The Histories of Powassan
Formally founded in January of 1905, the town of Powassan is a small gem in Northern Ontario.
The earliest of records date the village of Powassan being settled in the late-1870s, with the creation of a sawmill at Bingham Chute - a marked location which can still be found today on Highway 534.
Although it started as a small wood-exporting village in the township of South Himsworth, Powassan quickly grew to something much bigger.
In 1886, the railroad was built through Powassan as a passageway from Gravenhurst to Nipissing Junction. This caused the population to shift from the river towards the train tracks, creating a new town center which still exists today.

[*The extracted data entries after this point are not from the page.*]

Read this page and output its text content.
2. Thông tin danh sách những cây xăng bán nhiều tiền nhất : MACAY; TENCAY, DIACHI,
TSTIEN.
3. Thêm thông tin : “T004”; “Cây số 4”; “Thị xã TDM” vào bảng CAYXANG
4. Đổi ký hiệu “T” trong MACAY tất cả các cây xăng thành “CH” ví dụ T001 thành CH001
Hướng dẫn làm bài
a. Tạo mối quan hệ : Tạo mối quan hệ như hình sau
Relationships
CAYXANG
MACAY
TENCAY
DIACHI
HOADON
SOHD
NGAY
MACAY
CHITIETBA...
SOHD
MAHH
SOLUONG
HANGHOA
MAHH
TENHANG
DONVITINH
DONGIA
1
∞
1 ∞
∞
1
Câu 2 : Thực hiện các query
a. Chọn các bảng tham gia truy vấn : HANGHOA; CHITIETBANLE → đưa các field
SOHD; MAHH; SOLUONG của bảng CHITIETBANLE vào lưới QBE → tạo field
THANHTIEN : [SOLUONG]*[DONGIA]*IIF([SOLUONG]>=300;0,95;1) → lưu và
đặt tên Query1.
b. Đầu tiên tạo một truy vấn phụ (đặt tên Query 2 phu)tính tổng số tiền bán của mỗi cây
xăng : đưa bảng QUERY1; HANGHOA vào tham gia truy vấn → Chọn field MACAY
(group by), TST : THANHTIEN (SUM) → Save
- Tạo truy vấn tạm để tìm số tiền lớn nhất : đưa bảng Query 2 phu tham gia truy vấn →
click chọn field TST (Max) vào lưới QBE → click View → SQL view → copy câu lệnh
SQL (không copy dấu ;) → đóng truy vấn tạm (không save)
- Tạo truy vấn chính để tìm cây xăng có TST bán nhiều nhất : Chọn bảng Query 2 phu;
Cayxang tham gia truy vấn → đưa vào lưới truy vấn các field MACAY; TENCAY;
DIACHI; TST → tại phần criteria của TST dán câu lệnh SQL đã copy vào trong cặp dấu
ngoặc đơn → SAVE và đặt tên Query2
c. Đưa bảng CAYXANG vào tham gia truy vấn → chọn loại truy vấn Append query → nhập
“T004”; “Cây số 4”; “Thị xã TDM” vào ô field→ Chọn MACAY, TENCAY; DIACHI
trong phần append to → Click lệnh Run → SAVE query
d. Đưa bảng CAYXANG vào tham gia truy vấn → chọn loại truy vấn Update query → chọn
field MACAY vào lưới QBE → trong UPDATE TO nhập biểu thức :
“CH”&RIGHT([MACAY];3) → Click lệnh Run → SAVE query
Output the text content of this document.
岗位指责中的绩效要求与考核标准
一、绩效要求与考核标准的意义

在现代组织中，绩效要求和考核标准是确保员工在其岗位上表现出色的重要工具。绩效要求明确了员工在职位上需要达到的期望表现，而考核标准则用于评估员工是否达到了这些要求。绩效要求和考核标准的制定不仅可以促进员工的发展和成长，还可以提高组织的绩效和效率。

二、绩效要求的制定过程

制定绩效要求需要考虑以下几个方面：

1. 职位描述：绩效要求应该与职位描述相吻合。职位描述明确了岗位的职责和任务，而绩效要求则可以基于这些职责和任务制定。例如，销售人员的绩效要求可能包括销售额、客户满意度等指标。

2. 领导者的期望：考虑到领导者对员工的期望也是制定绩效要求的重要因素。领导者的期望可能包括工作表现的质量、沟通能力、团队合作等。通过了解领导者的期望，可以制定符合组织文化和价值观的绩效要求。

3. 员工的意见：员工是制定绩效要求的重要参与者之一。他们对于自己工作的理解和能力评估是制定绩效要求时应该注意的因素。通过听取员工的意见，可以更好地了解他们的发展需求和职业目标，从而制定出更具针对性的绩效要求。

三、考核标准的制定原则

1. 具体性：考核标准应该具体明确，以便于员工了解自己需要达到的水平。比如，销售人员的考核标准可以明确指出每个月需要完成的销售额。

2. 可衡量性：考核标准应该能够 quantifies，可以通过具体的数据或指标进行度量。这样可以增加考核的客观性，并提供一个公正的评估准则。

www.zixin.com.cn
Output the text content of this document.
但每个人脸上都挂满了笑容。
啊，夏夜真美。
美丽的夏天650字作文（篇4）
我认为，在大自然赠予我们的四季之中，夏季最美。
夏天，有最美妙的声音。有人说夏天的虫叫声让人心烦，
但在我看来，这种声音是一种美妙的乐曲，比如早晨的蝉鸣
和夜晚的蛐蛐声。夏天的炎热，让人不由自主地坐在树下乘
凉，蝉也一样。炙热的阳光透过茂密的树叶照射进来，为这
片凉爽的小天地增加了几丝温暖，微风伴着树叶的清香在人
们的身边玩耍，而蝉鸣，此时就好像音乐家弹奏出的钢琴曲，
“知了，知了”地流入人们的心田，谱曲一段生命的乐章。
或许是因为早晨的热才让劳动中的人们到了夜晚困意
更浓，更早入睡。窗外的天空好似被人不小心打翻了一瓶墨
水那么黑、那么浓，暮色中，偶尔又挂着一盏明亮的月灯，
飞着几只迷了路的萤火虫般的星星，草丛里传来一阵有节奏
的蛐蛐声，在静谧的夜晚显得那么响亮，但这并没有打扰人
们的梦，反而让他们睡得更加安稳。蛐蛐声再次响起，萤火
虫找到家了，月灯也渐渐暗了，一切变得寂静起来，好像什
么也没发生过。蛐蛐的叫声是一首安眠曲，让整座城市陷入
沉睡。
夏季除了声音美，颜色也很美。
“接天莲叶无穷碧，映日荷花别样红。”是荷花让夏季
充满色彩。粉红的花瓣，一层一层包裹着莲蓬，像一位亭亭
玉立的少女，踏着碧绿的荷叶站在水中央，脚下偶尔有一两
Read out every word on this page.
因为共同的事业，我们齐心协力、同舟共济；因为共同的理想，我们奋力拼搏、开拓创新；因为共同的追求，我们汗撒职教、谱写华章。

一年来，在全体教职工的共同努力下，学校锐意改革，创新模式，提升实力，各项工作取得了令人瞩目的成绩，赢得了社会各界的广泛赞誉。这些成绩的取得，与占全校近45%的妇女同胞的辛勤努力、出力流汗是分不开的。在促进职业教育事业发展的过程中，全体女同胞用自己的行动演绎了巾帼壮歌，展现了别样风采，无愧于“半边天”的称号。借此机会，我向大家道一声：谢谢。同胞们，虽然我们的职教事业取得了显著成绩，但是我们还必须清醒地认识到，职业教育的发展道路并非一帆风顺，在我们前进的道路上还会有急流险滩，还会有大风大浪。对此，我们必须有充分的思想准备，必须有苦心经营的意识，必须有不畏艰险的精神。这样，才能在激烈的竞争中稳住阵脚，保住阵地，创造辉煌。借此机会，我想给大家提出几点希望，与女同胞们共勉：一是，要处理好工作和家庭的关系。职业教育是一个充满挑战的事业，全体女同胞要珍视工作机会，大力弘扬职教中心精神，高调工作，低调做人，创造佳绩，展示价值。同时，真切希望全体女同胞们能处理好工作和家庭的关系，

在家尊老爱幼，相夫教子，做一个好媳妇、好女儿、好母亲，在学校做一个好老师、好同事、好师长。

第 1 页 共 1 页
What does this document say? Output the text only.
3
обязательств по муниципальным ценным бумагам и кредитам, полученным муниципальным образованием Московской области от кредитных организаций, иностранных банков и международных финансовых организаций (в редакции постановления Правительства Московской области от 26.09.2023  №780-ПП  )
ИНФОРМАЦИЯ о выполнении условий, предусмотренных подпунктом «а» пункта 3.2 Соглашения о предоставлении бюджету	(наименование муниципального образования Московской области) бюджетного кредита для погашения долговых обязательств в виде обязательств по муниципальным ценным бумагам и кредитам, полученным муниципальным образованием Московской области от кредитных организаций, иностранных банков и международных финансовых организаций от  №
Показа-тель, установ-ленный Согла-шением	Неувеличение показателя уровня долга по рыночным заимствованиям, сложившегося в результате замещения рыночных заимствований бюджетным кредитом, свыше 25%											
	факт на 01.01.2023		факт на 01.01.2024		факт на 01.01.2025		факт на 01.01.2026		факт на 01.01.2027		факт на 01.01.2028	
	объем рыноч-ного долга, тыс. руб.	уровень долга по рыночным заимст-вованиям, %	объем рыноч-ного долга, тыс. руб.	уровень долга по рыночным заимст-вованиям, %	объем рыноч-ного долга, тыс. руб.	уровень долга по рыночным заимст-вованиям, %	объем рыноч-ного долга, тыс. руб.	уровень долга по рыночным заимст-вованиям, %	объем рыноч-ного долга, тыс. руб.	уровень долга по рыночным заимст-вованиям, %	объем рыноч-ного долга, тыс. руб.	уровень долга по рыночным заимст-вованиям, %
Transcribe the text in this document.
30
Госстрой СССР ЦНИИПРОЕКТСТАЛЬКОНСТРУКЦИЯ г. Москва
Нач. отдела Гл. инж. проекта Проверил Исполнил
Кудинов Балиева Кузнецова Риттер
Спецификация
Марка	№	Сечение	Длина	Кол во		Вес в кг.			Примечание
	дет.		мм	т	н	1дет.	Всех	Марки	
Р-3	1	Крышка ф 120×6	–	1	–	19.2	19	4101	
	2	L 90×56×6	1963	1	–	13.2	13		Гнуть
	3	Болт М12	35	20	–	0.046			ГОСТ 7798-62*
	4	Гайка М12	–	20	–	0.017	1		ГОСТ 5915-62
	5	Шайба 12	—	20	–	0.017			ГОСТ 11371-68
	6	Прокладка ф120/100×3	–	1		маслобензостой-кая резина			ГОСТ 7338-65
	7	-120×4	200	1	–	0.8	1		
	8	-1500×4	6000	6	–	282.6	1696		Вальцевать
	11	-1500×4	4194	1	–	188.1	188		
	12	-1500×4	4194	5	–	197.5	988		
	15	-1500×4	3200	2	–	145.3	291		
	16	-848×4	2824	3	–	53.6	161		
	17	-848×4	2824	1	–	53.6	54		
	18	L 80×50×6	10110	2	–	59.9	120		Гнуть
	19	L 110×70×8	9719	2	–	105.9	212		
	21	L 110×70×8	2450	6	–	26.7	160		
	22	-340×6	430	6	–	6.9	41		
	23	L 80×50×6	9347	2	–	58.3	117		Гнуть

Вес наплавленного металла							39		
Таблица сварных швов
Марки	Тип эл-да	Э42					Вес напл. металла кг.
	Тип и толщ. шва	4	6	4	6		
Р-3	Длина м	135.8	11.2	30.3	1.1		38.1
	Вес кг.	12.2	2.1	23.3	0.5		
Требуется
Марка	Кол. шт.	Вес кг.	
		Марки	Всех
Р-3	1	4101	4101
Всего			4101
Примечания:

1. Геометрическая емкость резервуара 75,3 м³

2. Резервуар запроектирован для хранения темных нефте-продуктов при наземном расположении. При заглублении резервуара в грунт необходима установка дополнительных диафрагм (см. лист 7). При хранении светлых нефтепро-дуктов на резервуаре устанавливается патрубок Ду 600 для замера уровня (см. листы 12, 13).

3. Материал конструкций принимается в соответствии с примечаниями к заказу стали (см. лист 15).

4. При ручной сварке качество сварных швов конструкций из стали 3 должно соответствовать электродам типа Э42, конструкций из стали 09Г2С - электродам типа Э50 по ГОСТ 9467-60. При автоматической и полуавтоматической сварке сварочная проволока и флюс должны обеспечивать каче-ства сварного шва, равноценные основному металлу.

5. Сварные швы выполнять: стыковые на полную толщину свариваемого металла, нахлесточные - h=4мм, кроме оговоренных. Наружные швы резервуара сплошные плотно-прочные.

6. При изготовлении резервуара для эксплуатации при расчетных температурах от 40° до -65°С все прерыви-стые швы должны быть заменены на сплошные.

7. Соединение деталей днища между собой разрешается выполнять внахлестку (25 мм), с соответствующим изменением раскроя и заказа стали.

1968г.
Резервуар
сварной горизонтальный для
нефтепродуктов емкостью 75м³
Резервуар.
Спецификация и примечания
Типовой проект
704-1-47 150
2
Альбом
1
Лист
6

Present-day Main Street was a divider and it separated Powassan into two lots which were granted to individuals by the queen. Lot 15 on the east side of Main St. was granted to Christopher Armstrong. Lot 16 on the west side of Main St. was granted to William Faulkner Clark.
IN November of 1904, it was declared that as of January 1905, Powassan would become its own municipality. Starting in 1905, W.H. Stuart - the first Mayor - Powassan began to boom and many innovations happened:
In 1906, electricity came to Powassan and for $14/year you could power 32 lights.
In 1908, Bell telephone was introduced in Powassan.
The first car arrived in Powassan in 1912. The Ford was owned by A.W. Tingey.
In 1916, motion pictures made their way to town with showings at town hall daily.